The Plimsouls/The Bowery Electric/August 29, 2018
After leaving the Nerves, whose 1976 single “Hangin’ on the Telephone” was later popularized by Blondie, vocalist/guitarist Peter Case formed the Tone Dogs, which became the Plimsouls. The Plimsouls started as a power pop trio in 1978 in Paramount, California, and shortly before recording an EP in 1980 the band added lead guitarist Eddie Munoz of the Skunks, a band from Austin, Texas.
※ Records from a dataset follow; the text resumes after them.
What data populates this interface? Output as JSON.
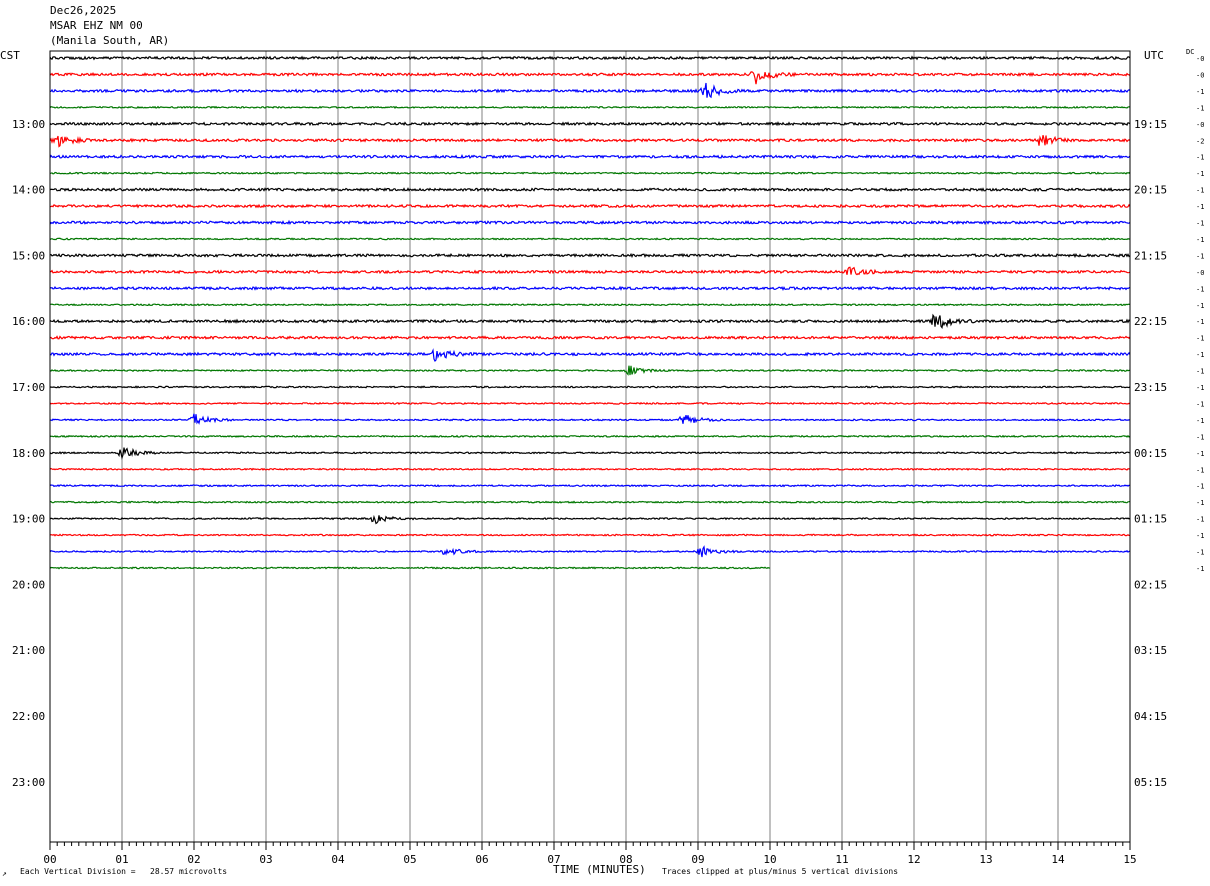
{
  "header": {
    "date": "Dec26,2025",
    "station": "MSAR EHZ NM 00",
    "location": "(Manila South, AR)"
  },
  "left_tz": "CST",
  "right_tz": "UTC",
  "dc_label": "DC",
  "footer": {
    "corner_mark": "↗",
    "vertical_division": "Each Vertical Division =   28.57 microvolts",
    "clip_note": "Traces clipped at plus/minus 5 vertical divisions"
  },
  "chart_data": {
    "type": "line",
    "xlabel": "TIME (MINUTES)",
    "xlim": [
      0,
      15
    ],
    "x_ticks": [
      "00",
      "01",
      "02",
      "03",
      "04",
      "05",
      "06",
      "07",
      "08",
      "09",
      "10",
      "11",
      "12",
      "13",
      "14",
      "15"
    ],
    "left_hour_labels": [
      "13:00",
      "14:00",
      "15:00",
      "16:00",
      "17:00",
      "18:00",
      "19:00",
      "20:00",
      "21:00",
      "22:00",
      "23:00"
    ],
    "right_hour_labels": [
      "19:15",
      "20:15",
      "21:15",
      "22:15",
      "23:15",
      "00:15",
      "01:15",
      "02:15",
      "03:15",
      "04:15",
      "05:15"
    ],
    "trace_colors": [
      "#000000",
      "#ff0000",
      "#0000ff",
      "#007700"
    ],
    "dc_offsets": [
      "-0",
      "-0",
      "-1",
      "-1",
      "-0",
      "-2",
      "-1",
      "-1",
      "-1",
      "-1",
      "-1",
      "-1",
      "-1",
      "-0",
      "-1",
      "-1",
      "-1",
      "-1",
      "-1",
      "-1",
      "-1",
      "-1",
      "-1",
      "-1",
      "-1",
      "-1",
      "-1",
      "-1",
      "-1",
      "-1",
      "-1",
      "-1"
    ],
    "trace_count": 32,
    "last_trace_end_minute": 10,
    "events": [
      {
        "trace": 1,
        "minute": 9.8,
        "amplitude": 9
      },
      {
        "trace": 2,
        "minute": 9.1,
        "amplitude": 9
      },
      {
        "trace": 5,
        "minute": 0.1,
        "amplitude": 6
      },
      {
        "trace": 5,
        "minute": 13.75,
        "amplitude": 6
      },
      {
        "trace": 13,
        "minute": 11.1,
        "amplitude": 5
      },
      {
        "trace": 16,
        "minute": 12.3,
        "amplitude": 9
      },
      {
        "trace": 18,
        "minute": 5.35,
        "amplitude": 6
      },
      {
        "trace": 19,
        "minute": 8.05,
        "amplitude": 5
      },
      {
        "trace": 22,
        "minute": 2.0,
        "amplitude": 6
      },
      {
        "trace": 22,
        "minute": 8.8,
        "amplitude": 6
      },
      {
        "trace": 24,
        "minute": 1.0,
        "amplitude": 6
      },
      {
        "trace": 28,
        "minute": 4.5,
        "amplitude": 5
      },
      {
        "trace": 30,
        "minute": 5.5,
        "amplitude": 4
      },
      {
        "trace": 30,
        "minute": 9.05,
        "amplitude": 5
      }
    ]
  }
}
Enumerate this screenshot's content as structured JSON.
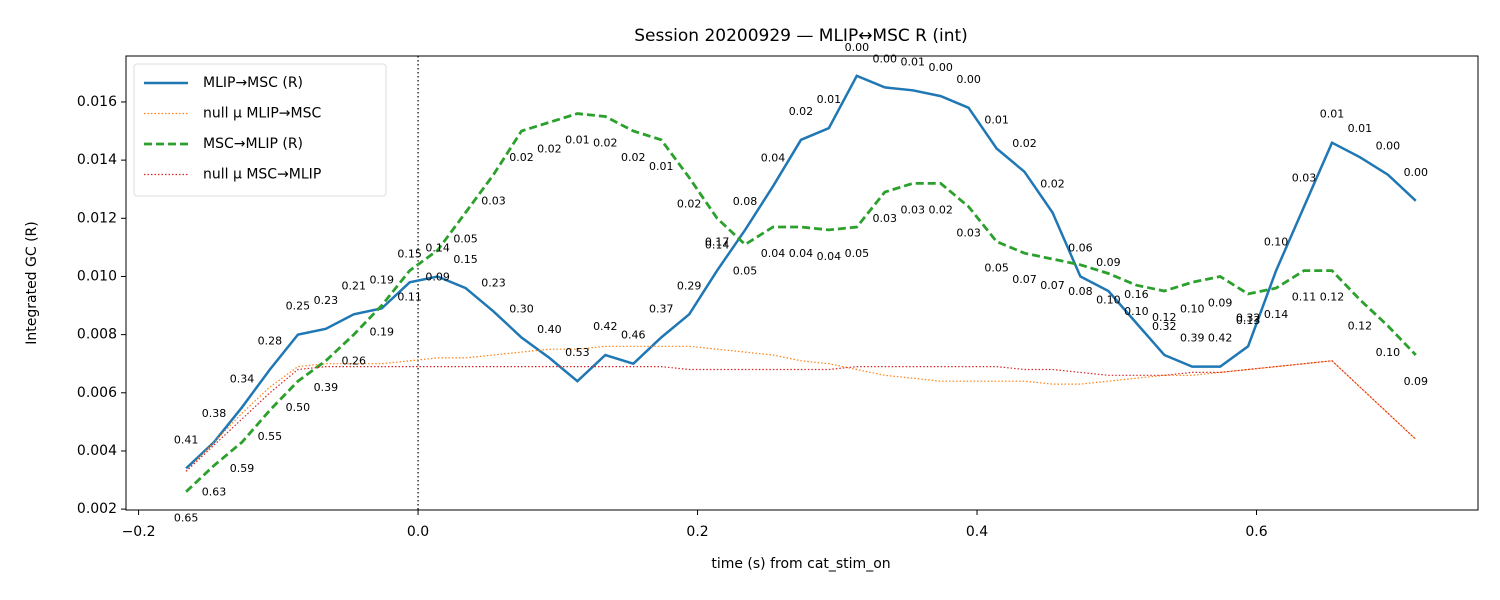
{
  "chart_data": {
    "type": "line",
    "title": "Session 20200929 — MLIP↔MSC R (int)",
    "x_label": "time (s) from cat_stim_on",
    "y_label": "Integrated GC (R)",
    "x": [
      -0.166,
      -0.146,
      -0.126,
      -0.106,
      -0.086,
      -0.066,
      -0.046,
      -0.026,
      -0.006,
      0.014,
      0.034,
      0.054,
      0.074,
      0.094,
      0.114,
      0.134,
      0.154,
      0.174,
      0.194,
      0.214,
      0.234,
      0.254,
      0.274,
      0.294,
      0.314,
      0.334,
      0.354,
      0.374,
      0.394,
      0.414,
      0.434,
      0.454,
      0.474,
      0.494,
      0.514,
      0.534,
      0.554,
      0.574,
      0.594,
      0.614,
      0.634,
      0.654,
      0.674,
      0.694,
      0.714
    ],
    "series": [
      {
        "name": "MLIP→MSC (R)",
        "color": "#1f77b4",
        "style": "solid",
        "values": [
          0.0034,
          0.0043,
          0.0055,
          0.0068,
          0.008,
          0.0082,
          0.0087,
          0.0089,
          0.0098,
          0.01,
          0.0096,
          0.0088,
          0.0079,
          0.0072,
          0.0064,
          0.0073,
          0.007,
          0.0079,
          0.0087,
          0.0102,
          0.0116,
          0.0131,
          0.0147,
          0.0151,
          0.0169,
          0.0165,
          0.0164,
          0.0162,
          0.0158,
          0.0144,
          0.0136,
          0.0122,
          0.01,
          0.0095,
          0.0084,
          0.0073,
          0.0069,
          0.0069,
          0.0076,
          0.0102,
          0.0124,
          0.0146,
          0.0141,
          0.0135,
          0.0126
        ],
        "annotations": [
          "0.41",
          "0.38",
          "0.34",
          "0.28",
          "0.25",
          "0.23",
          "0.21",
          "0.19",
          "0.15",
          "0.14",
          "0.15",
          "0.23",
          "0.30",
          "0.40",
          "0.53",
          "0.42",
          "0.46",
          "0.37",
          "0.29",
          "0.17",
          "0.08",
          "0.04",
          "0.02",
          "0.01",
          "0.00",
          "0.00",
          "0.01",
          "0.00",
          "0.00",
          "0.01",
          "0.02",
          "0.02",
          "0.06",
          "0.09",
          "0.16",
          "0.32",
          "0.39",
          "0.42",
          "0.32",
          "0.10",
          "0.03",
          "0.01",
          "0.01",
          "0.00",
          "0.00"
        ]
      },
      {
        "name": "null μ MLIP→MSC",
        "color": "#ff7f0e",
        "style": "dotted",
        "values": [
          0.0033,
          0.0043,
          0.0053,
          0.0062,
          0.0069,
          0.007,
          0.007,
          0.007,
          0.0071,
          0.0072,
          0.0072,
          0.0073,
          0.0074,
          0.0075,
          0.0075,
          0.0076,
          0.0076,
          0.0076,
          0.0076,
          0.0075,
          0.0074,
          0.0073,
          0.0071,
          0.007,
          0.0068,
          0.0066,
          0.0065,
          0.0064,
          0.0064,
          0.0064,
          0.0064,
          0.0063,
          0.0063,
          0.0064,
          0.0065,
          0.0066,
          0.0066,
          0.0067,
          0.0068,
          0.0069,
          0.007,
          0.0071,
          0.0062,
          0.0053,
          0.0044
        ]
      },
      {
        "name": "MSC→MLIP (R)",
        "color": "#2ca02c",
        "style": "dashed",
        "values": [
          0.0026,
          0.0035,
          0.0043,
          0.0054,
          0.0064,
          0.0071,
          0.008,
          0.009,
          0.0102,
          0.0109,
          0.0122,
          0.0135,
          0.015,
          0.0153,
          0.0156,
          0.0155,
          0.015,
          0.0147,
          0.0134,
          0.012,
          0.0111,
          0.0117,
          0.0117,
          0.0116,
          0.0117,
          0.0129,
          0.0132,
          0.0132,
          0.0124,
          0.0112,
          0.0108,
          0.0106,
          0.0104,
          0.0101,
          0.0097,
          0.0095,
          0.0098,
          0.01,
          0.0094,
          0.0096,
          0.0102,
          0.0102,
          0.0092,
          0.0083,
          0.0073
        ],
        "annotations": [
          "0.65",
          "0.63",
          "0.59",
          "0.55",
          "0.50",
          "0.39",
          "0.26",
          "0.19",
          "0.11",
          "0.09",
          "0.05",
          "0.03",
          "0.02",
          "0.02",
          "0.01",
          "0.02",
          "0.02",
          "0.01",
          "0.02",
          "0.14",
          "0.05",
          "0.04",
          "0.04",
          "0.04",
          "0.05",
          "0.03",
          "0.03",
          "0.02",
          "0.03",
          "0.05",
          "0.07",
          "0.07",
          "0.08",
          "0.10",
          "0.10",
          "0.12",
          "0.10",
          "0.09",
          "0.13",
          "0.14",
          "0.11",
          "0.12",
          "0.12",
          "0.10",
          "0.09"
        ]
      },
      {
        "name": "null μ MSC→MLIP",
        "color": "#d62728",
        "style": "dotted",
        "values": [
          0.0033,
          0.0042,
          0.0051,
          0.006,
          0.0068,
          0.0069,
          0.0069,
          0.0069,
          0.0069,
          0.0069,
          0.0069,
          0.0069,
          0.0069,
          0.0069,
          0.0069,
          0.0069,
          0.0069,
          0.0069,
          0.0068,
          0.0068,
          0.0068,
          0.0068,
          0.0068,
          0.0068,
          0.0069,
          0.0069,
          0.0069,
          0.0069,
          0.0069,
          0.0069,
          0.0068,
          0.0068,
          0.0067,
          0.0066,
          0.0066,
          0.0066,
          0.0067,
          0.0067,
          0.0068,
          0.0069,
          0.007,
          0.0071,
          0.0062,
          0.0053,
          0.0044
        ]
      }
    ],
    "xlim": [
      -0.209,
      0.7585
    ],
    "ylim": [
      0.00197,
      0.01758
    ],
    "xticks": [
      {
        "value": -0.2,
        "label": "−0.2"
      },
      {
        "value": 0,
        "label": "0.0"
      },
      0.2,
      0.4,
      0.6
    ],
    "yticks": [
      0.002,
      0.004,
      0.006,
      0.008,
      {
        "value": 0.01,
        "label": "0.010"
      },
      0.012,
      0.014,
      0.016
    ],
    "vline": 0,
    "legend": "upper left",
    "grid": false
  }
}
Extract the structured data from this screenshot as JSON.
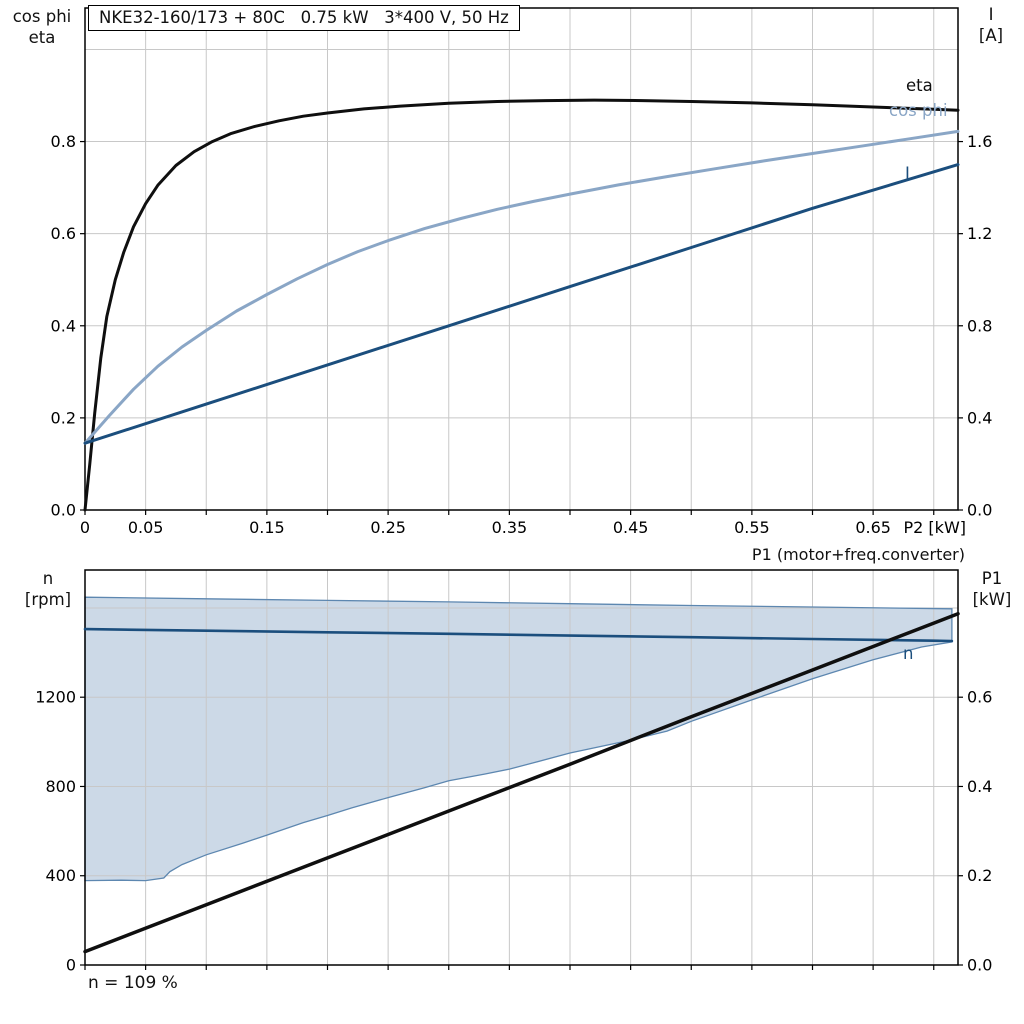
{
  "colors": {
    "black_curve": "#0f0f0f",
    "cos_phi": "#8aa6c6",
    "dark_blue": "#1b4e7d",
    "band_fill": "#ccd9e7",
    "band_edge": "#5d87b0",
    "grid": "#c8c8c8",
    "axis": "#000000"
  },
  "chart_data": [
    {
      "id": "top",
      "type": "line",
      "title": "NKE32-160/173 + 80C   0.75 kW   3*400 V, 50 Hz",
      "x_axis": {
        "label": "P2 [kW]",
        "min": 0,
        "max": 0.72,
        "grid_step": 0.05,
        "tick_values": [
          0,
          0.05,
          0.15,
          0.25,
          0.35,
          0.45,
          0.55,
          0.65
        ],
        "tick_labels": [
          "0",
          "0.05",
          "0.15",
          "0.25",
          "0.35",
          "0.45",
          "0.55",
          "0.65"
        ]
      },
      "y_left": {
        "title_line1": "cos phi",
        "title_line2": "eta",
        "min": 0,
        "max": 1.09,
        "ticks": [
          0,
          0.2,
          0.4,
          0.6,
          0.8
        ],
        "tick_labels": [
          "0.0",
          "0.2",
          "0.4",
          "0.6",
          "0.8"
        ],
        "grid": [
          0.2,
          0.4,
          0.6,
          0.8,
          1.0
        ]
      },
      "y_right": {
        "title_line1": "I",
        "title_line2": "[A]",
        "min": 0,
        "max": 2.18,
        "ticks": [
          0,
          0.4,
          0.8,
          1.2,
          1.6
        ],
        "tick_labels": [
          "0.0",
          "0.4",
          "0.8",
          "1.2",
          "1.6"
        ]
      },
      "series": [
        {
          "name": "eta",
          "label": "eta",
          "axis": "left",
          "color": "#0f0f0f",
          "points": [
            [
              0,
              0
            ],
            [
              0.004,
              0.1
            ],
            [
              0.008,
              0.21
            ],
            [
              0.013,
              0.33
            ],
            [
              0.018,
              0.42
            ],
            [
              0.025,
              0.5
            ],
            [
              0.032,
              0.56
            ],
            [
              0.04,
              0.615
            ],
            [
              0.05,
              0.665
            ],
            [
              0.06,
              0.705
            ],
            [
              0.075,
              0.748
            ],
            [
              0.09,
              0.778
            ],
            [
              0.105,
              0.8
            ],
            [
              0.12,
              0.817
            ],
            [
              0.14,
              0.833
            ],
            [
              0.16,
              0.845
            ],
            [
              0.18,
              0.855
            ],
            [
              0.2,
              0.862
            ],
            [
              0.23,
              0.871
            ],
            [
              0.26,
              0.877
            ],
            [
              0.3,
              0.883
            ],
            [
              0.34,
              0.887
            ],
            [
              0.38,
              0.889
            ],
            [
              0.42,
              0.89
            ],
            [
              0.46,
              0.889
            ],
            [
              0.5,
              0.887
            ],
            [
              0.55,
              0.884
            ],
            [
              0.6,
              0.88
            ],
            [
              0.65,
              0.875
            ],
            [
              0.7,
              0.87
            ],
            [
              0.72,
              0.868
            ]
          ]
        },
        {
          "name": "cos phi",
          "label": "cos phi",
          "axis": "left",
          "color": "#8aa6c6",
          "points": [
            [
              0,
              0.145
            ],
            [
              0.02,
              0.205
            ],
            [
              0.04,
              0.262
            ],
            [
              0.06,
              0.312
            ],
            [
              0.08,
              0.354
            ],
            [
              0.1,
              0.39
            ],
            [
              0.125,
              0.432
            ],
            [
              0.15,
              0.468
            ],
            [
              0.175,
              0.502
            ],
            [
              0.2,
              0.533
            ],
            [
              0.225,
              0.561
            ],
            [
              0.25,
              0.585
            ],
            [
              0.28,
              0.611
            ],
            [
              0.31,
              0.633
            ],
            [
              0.34,
              0.653
            ],
            [
              0.37,
              0.67
            ],
            [
              0.4,
              0.686
            ],
            [
              0.44,
              0.706
            ],
            [
              0.48,
              0.724
            ],
            [
              0.52,
              0.741
            ],
            [
              0.56,
              0.758
            ],
            [
              0.6,
              0.774
            ],
            [
              0.64,
              0.79
            ],
            [
              0.68,
              0.806
            ],
            [
              0.72,
              0.822
            ]
          ]
        },
        {
          "name": "I",
          "label": "I",
          "axis": "right",
          "color": "#1b4e7d",
          "points": [
            [
              0,
              0.29
            ],
            [
              0.1,
              0.46
            ],
            [
              0.2,
              0.63
            ],
            [
              0.3,
              0.8
            ],
            [
              0.4,
              0.97
            ],
            [
              0.5,
              1.14
            ],
            [
              0.6,
              1.31
            ],
            [
              0.72,
              1.5
            ]
          ]
        }
      ]
    },
    {
      "id": "bottom",
      "type": "line",
      "corner_label": "P1 (motor+freq.converter)",
      "annotation": "n = 109 %",
      "x_axis": {
        "label": "",
        "min": 0,
        "max": 0.72,
        "grid_step": 0.05,
        "tick_values": [],
        "tick_labels": []
      },
      "y_left": {
        "title_line1": "n",
        "title_line2": "[rpm]",
        "min": 0,
        "max": 1770,
        "ticks": [
          0,
          400,
          800,
          1200
        ],
        "tick_labels": [
          "0",
          "400",
          "800",
          "1200"
        ],
        "grid": [
          400,
          800,
          1200,
          1600
        ]
      },
      "y_right": {
        "title_line1": "P1",
        "title_line2": "[kW]",
        "min": 0,
        "max": 0.885,
        "ticks": [
          0,
          0.2,
          0.4,
          0.6
        ],
        "tick_labels": [
          "0.0",
          "0.2",
          "0.4",
          "0.6"
        ]
      },
      "band": {
        "name": "speed-range",
        "points": [
          [
            0,
            1648
          ],
          [
            0.1,
            1641
          ],
          [
            0.2,
            1634
          ],
          [
            0.3,
            1627
          ],
          [
            0.4,
            1619
          ],
          [
            0.5,
            1611
          ],
          [
            0.6,
            1604
          ],
          [
            0.715,
            1596
          ],
          [
            0.715,
            1448
          ],
          [
            0.69,
            1425
          ],
          [
            0.65,
            1368
          ],
          [
            0.6,
            1283
          ],
          [
            0.55,
            1188
          ],
          [
            0.5,
            1092
          ],
          [
            0.48,
            1048
          ],
          [
            0.45,
            1008
          ],
          [
            0.4,
            950
          ],
          [
            0.37,
            906
          ],
          [
            0.35,
            878
          ],
          [
            0.33,
            856
          ],
          [
            0.3,
            826
          ],
          [
            0.28,
            794
          ],
          [
            0.25,
            750
          ],
          [
            0.22,
            704
          ],
          [
            0.2,
            670
          ],
          [
            0.18,
            638
          ],
          [
            0.15,
            582
          ],
          [
            0.13,
            546
          ],
          [
            0.1,
            494
          ],
          [
            0.08,
            450
          ],
          [
            0.07,
            418
          ],
          [
            0.065,
            390
          ],
          [
            0.05,
            378
          ],
          [
            0.03,
            380
          ],
          [
            0,
            378
          ]
        ]
      },
      "series": [
        {
          "name": "n",
          "label": "n",
          "axis": "left",
          "color": "#1b4e7d",
          "points": [
            [
              0,
              1505
            ],
            [
              0.1,
              1498
            ],
            [
              0.2,
              1491
            ],
            [
              0.3,
              1484
            ],
            [
              0.4,
              1476
            ],
            [
              0.5,
              1469
            ],
            [
              0.6,
              1461
            ],
            [
              0.7,
              1453
            ],
            [
              0.715,
              1452
            ]
          ]
        },
        {
          "name": "P1",
          "label": "P1",
          "axis": "right",
          "color": "#0f0f0f",
          "points": [
            [
              0,
              0.03
            ],
            [
              0.1,
              0.135
            ],
            [
              0.2,
              0.24
            ],
            [
              0.3,
              0.345
            ],
            [
              0.4,
              0.45
            ],
            [
              0.5,
              0.556
            ],
            [
              0.6,
              0.661
            ],
            [
              0.7,
              0.766
            ],
            [
              0.72,
              0.787
            ]
          ]
        }
      ]
    }
  ]
}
The Plimsouls achieved regional popularity first, then national popularity in 1983 when the song “A Million Miles Away” was included on ValleyGirl‘s motion picture soundtrack. Case then left the band to pursue a solo career, effectively ending the Plimsouls until a variation of the band recorded a little-noticed album in 1996. Munoz periodically assembles a touring band to play the Plimsouls’ music. The current band consists of Munoz, vocalist/guitarist Richard Dev Greene (Pale Moon Gang, Palmyra Delran), bassist Cait O’Riordan (The Pogues, Bitchface), and drummer Florent Barbier (The Road Runners, Ivan Julian). The Plimsouls’ most recent album, Beach Town Confidential, recorded live in 1983, was released in 2012.
The Plimsouls returned to the Bowery Electric, and did right by the brand’s legacy. Deriving the set principally from the Plimsouls’ first two albums, the band brought life to the 35-year-old songs. Slicker than the initial versions, the songs were now more polished guitar-led pop than the original garage rockers. Greene was an animated front person, keeping the visual element lively, and Munoz offered exuberant guitar blasts to electrify the old catalogue. The encore was different, however, with O’Riordan first singing the Pogues’ “Haunted” and then the band covering Iggy Pop‘s “I Wanna Be Your Dog.” Thirty-five years later, the music of the Plimsouls is still all about rock ‘n’ roll.